Anche noi abbiamo pregato insieme, la domenica delle palme: c’erano cristiani cattolici, ortodossi ucraini e russi, i fratelli musulmani di lingua araba e quelli senegalesi, una famiglia buddista. E’ accaduto qui, in una terra dove in un tempo non lontano la guerra di liberazione ha visto schierate le persone degli stessi paesi, di una stessa cultura e nazionalità e fede, le une contro le altre.

Papa Francesco – mai così censurato come di questi tempi – tuona contro questa Europa di cui facciamo parte anche noi italiani, che con le sue scelte in appoggio a questa guerra di “resistenza e di liberazione”, dimentica il prezzo di tante vite e di tanta distruzione, per ottenere una pace che non è frutto di dialogo, ma di scontro armato. E la voce del papa è scomoda in questo momento per l’Europa, perché nessuno vuole negoziare, nemmeno i governi europei che sono completamente appiattiti su quello degli Stati Uniti.

Siamo cresciuti nella cultura tutto sommato pacifica del dopoguerra e della Costituzione che ripudia la guerra. Come è possibile che tutto sia cambiato così velocemente? Non dimentichiamo la guerra dei Balcani. Non dimentichiamo che allora noi italiani non ci siamo limitati a mandare armi, siamo intervenuti direttamente sganciando noi le bombe, con un governo di sinistra. Ora facciamo una guerra per delega, anche se sempre nella stessa logica.

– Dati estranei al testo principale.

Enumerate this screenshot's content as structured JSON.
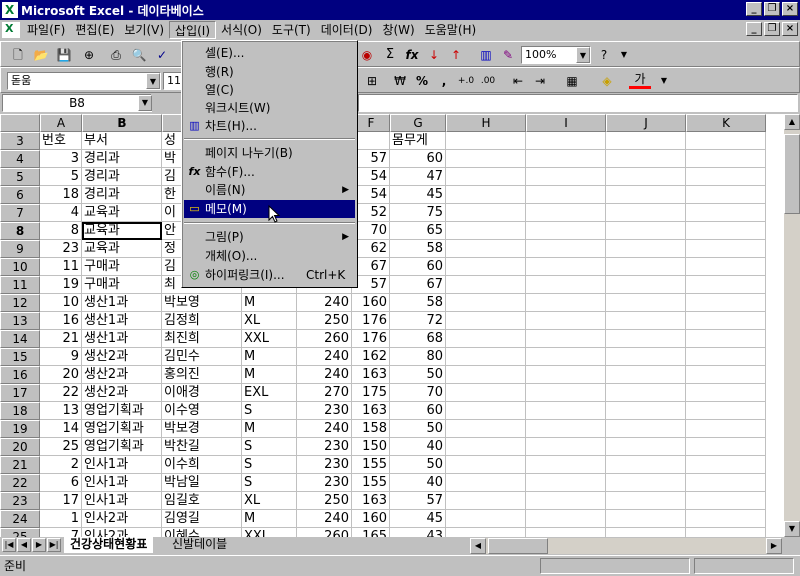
{
  "window": {
    "title": "Microsoft Excel - 데이타베이스",
    "app_icon_letter": "X",
    "controls": {
      "minimize": "_",
      "restore": "❐",
      "close": "×"
    }
  },
  "menubar": {
    "items": [
      "파일(F)",
      "편집(E)",
      "보기(V)",
      "삽입(I)",
      "서식(O)",
      "도구(T)",
      "데이터(D)",
      "창(W)",
      "도움말(H)"
    ],
    "active_index": 3
  },
  "toolbar": {
    "zoom": "100%",
    "font_name": "돋움",
    "font_size": "11",
    "sigma": "Σ",
    "fx": "fx",
    "comma": ",",
    "percent": "%",
    "won": "₩",
    "font_color_char": "가"
  },
  "formula_bar": {
    "name_box": "B8"
  },
  "insert_menu": {
    "items": [
      {
        "label": "셀(E)...",
        "icon": ""
      },
      {
        "label": "행(R)",
        "icon": ""
      },
      {
        "label": "열(C)",
        "icon": ""
      },
      {
        "label": "워크시트(W)",
        "icon": ""
      },
      {
        "label": "차트(H)...",
        "icon": "chart-icon"
      },
      {
        "label": "페이지 나누기(B)",
        "icon": ""
      },
      {
        "label": "함수(F)...",
        "icon": "function-icon"
      },
      {
        "label": "이름(N)",
        "icon": "",
        "submenu": true
      },
      {
        "label": "메모(M)",
        "icon": "comment-icon",
        "highlighted": true
      },
      {
        "label": "그림(P)",
        "icon": "",
        "submenu": true
      },
      {
        "label": "개체(O)...",
        "icon": ""
      },
      {
        "label": "하이퍼링크(I)...",
        "icon": "hyperlink-icon",
        "shortcut": "Ctrl+K"
      }
    ]
  },
  "grid": {
    "columns": [
      "A",
      "B",
      "C",
      "D",
      "E",
      "F",
      "G",
      "H",
      "I",
      "J",
      "K"
    ],
    "header_row": {
      "row": "3",
      "cells": [
        "번호",
        "부서",
        "성",
        "",
        "",
        "l",
        "몸무게"
      ]
    },
    "rows": [
      {
        "row": "4",
        "cells": [
          "3",
          "경리과",
          "박",
          "",
          "",
          "57",
          "60"
        ]
      },
      {
        "row": "5",
        "cells": [
          "5",
          "경리과",
          "김",
          "",
          "",
          "54",
          "47"
        ]
      },
      {
        "row": "6",
        "cells": [
          "18",
          "경리과",
          "한",
          "",
          "",
          "54",
          "45"
        ]
      },
      {
        "row": "7",
        "cells": [
          "4",
          "교육과",
          "이",
          "",
          "",
          "52",
          "75"
        ]
      },
      {
        "row": "8",
        "cells": [
          "8",
          "교육과",
          "안",
          "",
          "",
          "70",
          "65"
        ]
      },
      {
        "row": "9",
        "cells": [
          "23",
          "교육과",
          "정",
          "",
          "",
          "62",
          "58"
        ]
      },
      {
        "row": "10",
        "cells": [
          "11",
          "구매과",
          "김",
          "",
          "",
          "67",
          "60"
        ]
      },
      {
        "row": "11",
        "cells": [
          "19",
          "구매과",
          "최",
          "",
          "",
          "57",
          "67"
        ]
      },
      {
        "row": "12",
        "cells": [
          "10",
          "생산1과",
          "박보영",
          "M",
          "240",
          "160",
          "58"
        ]
      },
      {
        "row": "13",
        "cells": [
          "16",
          "생산1과",
          "김정희",
          "XL",
          "250",
          "176",
          "72"
        ]
      },
      {
        "row": "14",
        "cells": [
          "21",
          "생산1과",
          "최진희",
          "XXL",
          "260",
          "176",
          "68"
        ]
      },
      {
        "row": "15",
        "cells": [
          "9",
          "생산2과",
          "김민수",
          "M",
          "240",
          "162",
          "80"
        ]
      },
      {
        "row": "16",
        "cells": [
          "20",
          "생산2과",
          "홍의진",
          "M",
          "240",
          "163",
          "50"
        ]
      },
      {
        "row": "17",
        "cells": [
          "22",
          "생산2과",
          "이애경",
          "EXL",
          "270",
          "175",
          "70"
        ]
      },
      {
        "row": "18",
        "cells": [
          "13",
          "영업기획과",
          "이수영",
          "S",
          "230",
          "163",
          "60"
        ]
      },
      {
        "row": "19",
        "cells": [
          "14",
          "영업기획과",
          "박보경",
          "M",
          "240",
          "158",
          "50"
        ]
      },
      {
        "row": "20",
        "cells": [
          "25",
          "영업기획과",
          "박찬길",
          "S",
          "230",
          "150",
          "40"
        ]
      },
      {
        "row": "21",
        "cells": [
          "2",
          "인사1과",
          "이수희",
          "S",
          "230",
          "155",
          "50"
        ]
      },
      {
        "row": "22",
        "cells": [
          "6",
          "인사1과",
          "박남일",
          "S",
          "230",
          "155",
          "40"
        ]
      },
      {
        "row": "23",
        "cells": [
          "17",
          "인사1과",
          "임길호",
          "XL",
          "250",
          "163",
          "57"
        ]
      },
      {
        "row": "24",
        "cells": [
          "1",
          "인사2과",
          "김영길",
          "M",
          "240",
          "160",
          "45"
        ]
      },
      {
        "row": "25",
        "cells": [
          "7",
          "인사2과",
          "이혜수",
          "XXL",
          "260",
          "165",
          "43"
        ]
      }
    ],
    "active_row": "8"
  },
  "sheet_tabs": [
    "건강상태현황표",
    "신발테이블"
  ],
  "status": {
    "text": "준비"
  }
}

Si dice: gli ucraini hanno diritto di difendersi e quindi l’invio di armi è giusto. Ma questa è una scelta ipocrita!
Si combatte non con il proprio corpo, ma con quello degli altri. Le vittime continueranno a essere ucraini, ma questa guerra è una guerra tra l’Occidente e la Russia, che si vuole a tutti i costi umiliare e annientare. Dobbiamo stare attenti: il nostro domani non sarà più così pacifico, il resto del mondo non vuole più riconoscere la supremazia assoluta del grande gigante americano. Cina, India e gli altri Paesi vogliono un equilibrio mondiale, non un padrone assoluto.

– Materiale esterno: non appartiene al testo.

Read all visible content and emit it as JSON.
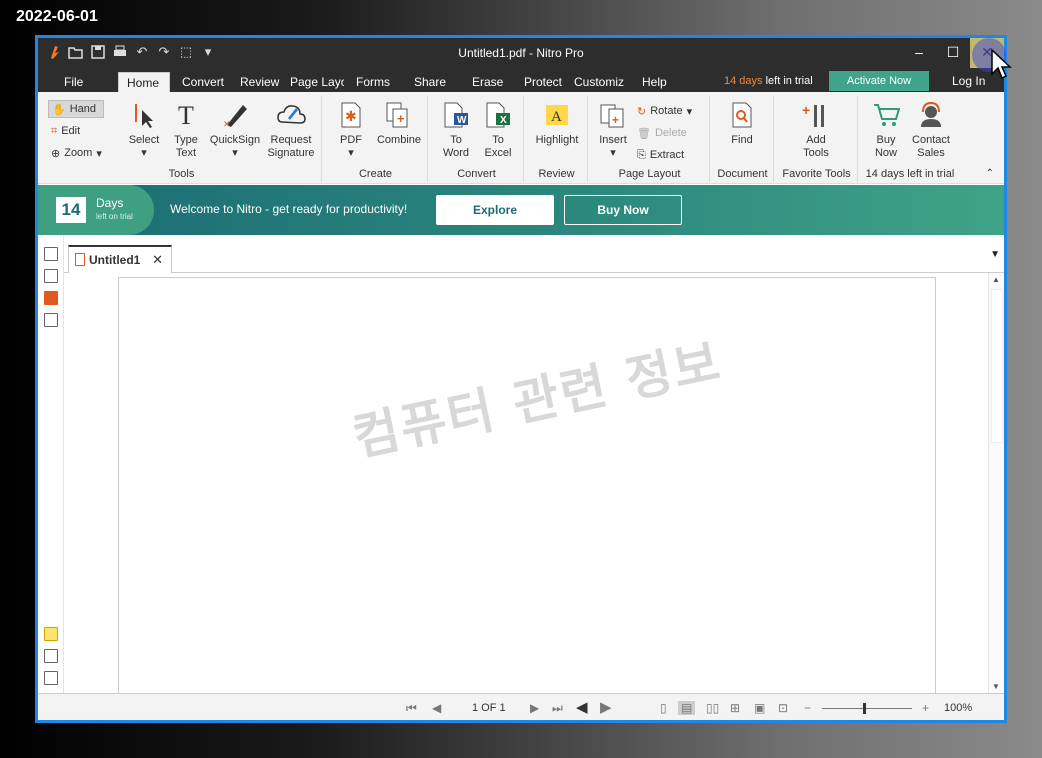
{
  "screenshot_date": "2022-06-01",
  "window": {
    "title": "Untitled1.pdf - Nitro Pro",
    "minimize_glyph": "‒",
    "maximize_glyph": "☐",
    "close_glyph": "✕"
  },
  "menu_tabs": [
    {
      "label": "File"
    },
    {
      "label": "Home"
    },
    {
      "label": "Convert"
    },
    {
      "label": "Review"
    },
    {
      "label": "Page Layc"
    },
    {
      "label": "Forms"
    },
    {
      "label": "Share"
    },
    {
      "label": "Erase"
    },
    {
      "label": "Protect"
    },
    {
      "label": "Customiz"
    },
    {
      "label": "Help"
    }
  ],
  "trial": {
    "days": "14 days",
    "rest": " left in trial"
  },
  "activate_label": "Activate Now",
  "login_label": "Log In",
  "ribbon": {
    "tools": {
      "hand": "Hand",
      "edit": "Edit",
      "zoom": "Zoom",
      "select": "Select",
      "type_text_1": "Type",
      "type_text_2": "Text",
      "quicksign": "QuickSign",
      "request_1": "Request",
      "request_2": "Signature",
      "label": "Tools"
    },
    "create": {
      "pdf": "PDF",
      "combine": "Combine",
      "label": "Create"
    },
    "convert": {
      "to_word_1": "To",
      "to_word_2": "Word",
      "to_excel_1": "To",
      "to_excel_2": "Excel",
      "label": "Convert"
    },
    "review": {
      "highlight": "Highlight",
      "label": "Review"
    },
    "page_layout": {
      "insert": "Insert",
      "rotate": "Rotate",
      "delete": "Delete",
      "extract": "Extract",
      "label": "Page Layout"
    },
    "document": {
      "find": "Find",
      "label": "Document"
    },
    "favorite": {
      "add_1": "Add",
      "add_2": "Tools",
      "label": "Favorite Tools"
    },
    "trial": {
      "buy_1": "Buy",
      "buy_2": "Now",
      "contact_1": "Contact",
      "contact_2": "Sales",
      "label": "14 days left in trial"
    }
  },
  "banner": {
    "days_number": "14",
    "days_label": "Days",
    "days_sub": "left on trial",
    "welcome": "Welcome to Nitro - get ready for productivity!",
    "explore": "Explore",
    "buy_now": "Buy Now"
  },
  "document": {
    "tab_name": "Untitled1",
    "watermark": "컴퓨터 관련 정보"
  },
  "status": {
    "page_indicator": "1 OF 1",
    "zoom": "100%",
    "zoom_fraction": 0.45
  }
}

I sostenitori della guerra non vedono altre vie d’uscita. Se andiamo avanti ci saranno altre vittime e queste vittime sono vittime per sempre, sono morti per sempre.
Non ci sono valori più alti della vita di ciascuno: ognuno ha una storia, una famiglia, amici, amori, sentimenti.
Ma quando un uomo è morto è morto per sempre! La memoria dei caduti nella nostra guerra di liberazione, non ci porti mai a dire che esiste una guerra giusta. Ci sia invece di monito e di incoraggiamento per assumere l’atteggiamento della “resistenza” come stile di vita: di resistenza in nome del Vangelo ad ogni forma di oppressione, di prevaricazione della libertà, di negazione della giustizia, per essere artigiani di dialogo e di pace.